Rodney Lentit resigned from the legislature on Monday, which sparked rumours of an exodus of leaders who were staunch supporters of former DA leader in the province Patricia de Lille, but were against her successor Bonginkosi Madikizela.

Madikizela was elected interim leader of the party in the Western Cape at the weekend, following De Lille’s resignation last month.

Party insiders said DA chief whip in the City of Cape Town Shaun August had been tipped as a strong contender for the post until he, along with De Lille, were probed by the party for allegedly leaking confidential documents surrounding disciplinary actions against him.

Josh Jordaan, a researcher at the City of Cape Town, resigned from the party and as a member of the federal council last week, when he was accused of having leaked the documents.
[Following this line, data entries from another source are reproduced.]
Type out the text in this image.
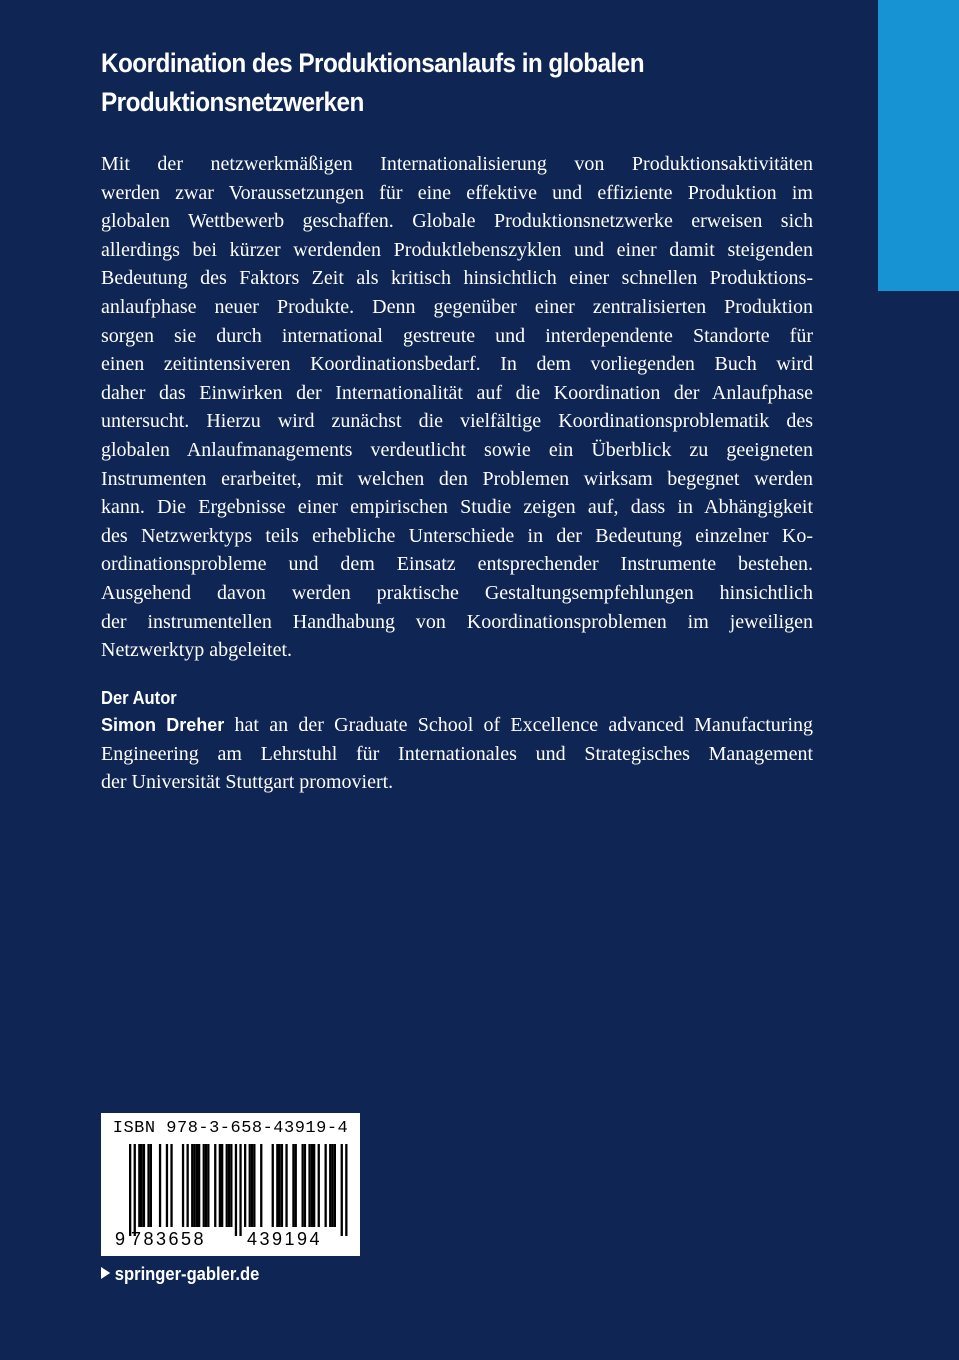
Koordination des Produktionsanlaufs in globalen
Produktionsnetzwerken
Mit der netzwerkmäßigen Internationalisierung von Produktionsaktivitäten
werden zwar Voraussetzungen für eine effektive und effiziente Produktion im
globalen Wettbewerb geschaffen. Globale Produktionsnetzwerke erweisen sich
allerdings bei kürzer werdenden Produktlebenszyklen und einer damit steigenden
Bedeutung des Faktors Zeit als kritisch hinsichtlich einer schnellen Produktions-
anlaufphase neuer Produkte. Denn gegenüber einer zentralisierten Produktion
sorgen sie durch international gestreute und interdependente Standorte für
einen zeitintensiveren Koordinationsbedarf. In dem vorliegenden Buch wird
daher das Einwirken der Internationalität auf die Koordination der Anlaufphase
untersucht. Hierzu wird zunächst die vielfältige Koordinationsproblematik des
globalen Anlaufmanagements verdeutlicht sowie ein Überblick zu geeigneten
Instrumenten erarbeitet, mit welchen den Problemen wirksam begegnet werden
kann. Die Ergebnisse einer empirischen Studie zeigen auf, dass in Abhängigkeit
des Netzwerktyps teils erhebliche Unterschiede in der Bedeutung einzelner Ko-
ordinationsprobleme und dem Einsatz entsprechender Instrumente bestehen.
Ausgehend davon werden praktische Gestaltungsempfehlungen hinsichtlich
der instrumentellen Handhabung von Koordinationsproblemen im jeweiligen
Netzwerktyp abgeleitet.
Der Autor
Simon Dreher hat an der Graduate School of Excellence advanced Manufacturing
Engineering am Lehrstuhl für Internationales und Strategisches Management
der Universität Stuttgart promoviert.
ISBN 978-3-658-43919-4
9 783658 439194
springer-gabler.de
August and Lentit came from the Patriotic Alliance when the party merged with the DA a few years ago.

On Monday, the ANC described Lentit’s resignation as a sign of divisions in the party.

“The DA is in much deeper trouble than it is prepared to admit."

“The cracks are becoming dongas and the party remains on the course of a slippery slope. The illusion that the DA offers any hope to South Africa and the harsh realities of having no alternative policy or position is catching up with it,” said party leader Khaya Magaxa.

“Lentit’s sudden resignation is the first vote of no confidence in Madikizela and his abilities, even if he is backed by his puppet master Premier Helen Zille and other DA overlords,” he added.

However, in his resignation letter, addressed to the speaker of the provincial parliament Sharna Fernandez, Lentit makes no mention of the allegations made by the ANC.

“After careful thought and consideration, I have concluded that my time at the legislature has come to an end. I have been offered an opportunity that I believe will enrich my long-term career and family goals,” the letter says.

His career in opposition politics started in 2003, when “I joined my political mother, Patricia de Lille, in the Independent Democrats”, he said in the letter.

Earlier this month De Lille suddenly relinquished her position as DA provincial leader.

This came soon after another of her close allies, DA Cape Metro chair Shaun August, alongside City of Cape Town councillor Matthew Kempthorne, were found guilty by the party for not following procurement rules when T-shirts were acquired ahead of last year’s local government elections.

In his resignation letter, Lentit said: “After careful thought and consideration, I have concluded that my time at the Provincial Parliament has come to an end. I have been offered an opportunity that I believe will help me reach my long-term career and family goals”.

Called for comment, he said he would remain a member of the DA, and would help the party towards the 2019 general elections, but that his focus would now be on the retail and property development sector where he had worked prior to his foray into politics in 2003.